Order of disposition, Family Court, Bronx County (Sidney Gribetz, J.), entered on or about November 16, 2010, which, to the extent appealed from, upon a fact-finding determination that respondent father permanently neglected the child Julianna, terminated his parental rights and committed custody and guardianship of the child to petitioner agency and the Commissioner of Social Services for the purpose of adoption, unanimously affirmed, without costs. Orders, same court and Judge, entered on or about September 29, 2010, which, in a proceeding pursuant to article 6 of the Family Court Act, dismissed the great-aunt's petitions for custody of the subject children, unanimously affirmed, without costs.
Clear and convincing evidence support the finding that the father permanently neglected Julianna (Social Services Law § 384-b [7] [a], [f]; [3] [g] [i]). The record shows that the agency made diligent efforts to encourage and strengthen the parental relationship by, among [*2]other things, referring the father to anger management, domestic violence, and parenting skills classes, and by scheduling regular visits with the child (see Matter of Lady Justice I., 50 AD3d 425, 426 [2008]). Despite these efforts, the father failed to consistently visit the child and engage in the required services during the statutorily relevant time period (see id.). To the extent the father attended therapy sessions, there is no evidence that he gained insight or otherwise benefitted from them (see Matter of Alexander B. [Myra R.], 70 AD3d 524, 525 [2010], lv denied 14 NY3d 713 [2010]).
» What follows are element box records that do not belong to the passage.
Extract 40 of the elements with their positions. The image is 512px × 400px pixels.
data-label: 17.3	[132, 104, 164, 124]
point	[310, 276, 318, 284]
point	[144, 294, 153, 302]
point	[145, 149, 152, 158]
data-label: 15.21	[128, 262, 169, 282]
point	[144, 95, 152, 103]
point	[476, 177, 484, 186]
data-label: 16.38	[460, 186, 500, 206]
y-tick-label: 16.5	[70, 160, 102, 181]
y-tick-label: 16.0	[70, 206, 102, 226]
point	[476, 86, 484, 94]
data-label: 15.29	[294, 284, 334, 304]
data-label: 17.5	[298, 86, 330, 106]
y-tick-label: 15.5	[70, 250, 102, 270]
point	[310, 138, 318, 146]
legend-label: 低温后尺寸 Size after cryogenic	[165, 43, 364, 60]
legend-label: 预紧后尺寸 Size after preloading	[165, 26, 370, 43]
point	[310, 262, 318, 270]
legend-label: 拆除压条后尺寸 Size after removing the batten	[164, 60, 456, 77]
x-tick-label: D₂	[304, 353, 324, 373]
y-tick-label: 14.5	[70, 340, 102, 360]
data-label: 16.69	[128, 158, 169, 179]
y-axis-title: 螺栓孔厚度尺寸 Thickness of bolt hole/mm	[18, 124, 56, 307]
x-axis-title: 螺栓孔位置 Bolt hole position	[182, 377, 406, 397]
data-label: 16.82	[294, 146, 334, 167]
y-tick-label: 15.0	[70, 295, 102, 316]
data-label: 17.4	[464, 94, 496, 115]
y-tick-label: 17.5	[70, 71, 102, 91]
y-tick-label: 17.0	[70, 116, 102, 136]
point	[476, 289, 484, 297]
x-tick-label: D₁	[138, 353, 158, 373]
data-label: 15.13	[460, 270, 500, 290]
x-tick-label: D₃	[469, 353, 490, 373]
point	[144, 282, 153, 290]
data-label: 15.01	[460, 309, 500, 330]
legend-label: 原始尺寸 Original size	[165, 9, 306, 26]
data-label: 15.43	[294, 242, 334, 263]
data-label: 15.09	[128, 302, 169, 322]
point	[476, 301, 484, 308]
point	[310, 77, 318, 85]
A preponderance of the evidence supports the finding that termination of the father's parental rights is in the best interest of Julianna (see Matter of Star Leslie W., 63 NY2d 136, 147-148 [1984]). The father failed to preserve his claim that a suspended judgment is warranted (see Matter of Omar Saheem Ali J. [Matthew J.], 80 AD3d 463 [2011]). In any event, that disposition is not appropriate, given that the father's situation has not improved and that Julianna is thriving in the foster home where she lives with her sister and where her special needs are being met (id.).
The weight of the evidence supports the finding that it is in the children's best interests to dismiss the great-aunt's custody petitions (see Matter of Tiffany Malika B., 215 AD2d 200, 201 [1995], lv denied 86 NY2d 707 [1995]). The record shows that the children are thriving in the foster home where they have lived for most of their lives. By contrast, the children have had little, if any, relationship with the great-aunt, whom they have seen infrequently.
We have considered appellants' remaining contentions and find them unavailing. Concur—Tom, J.P., Andrias, Acosta, Freedman and Richter, JJ.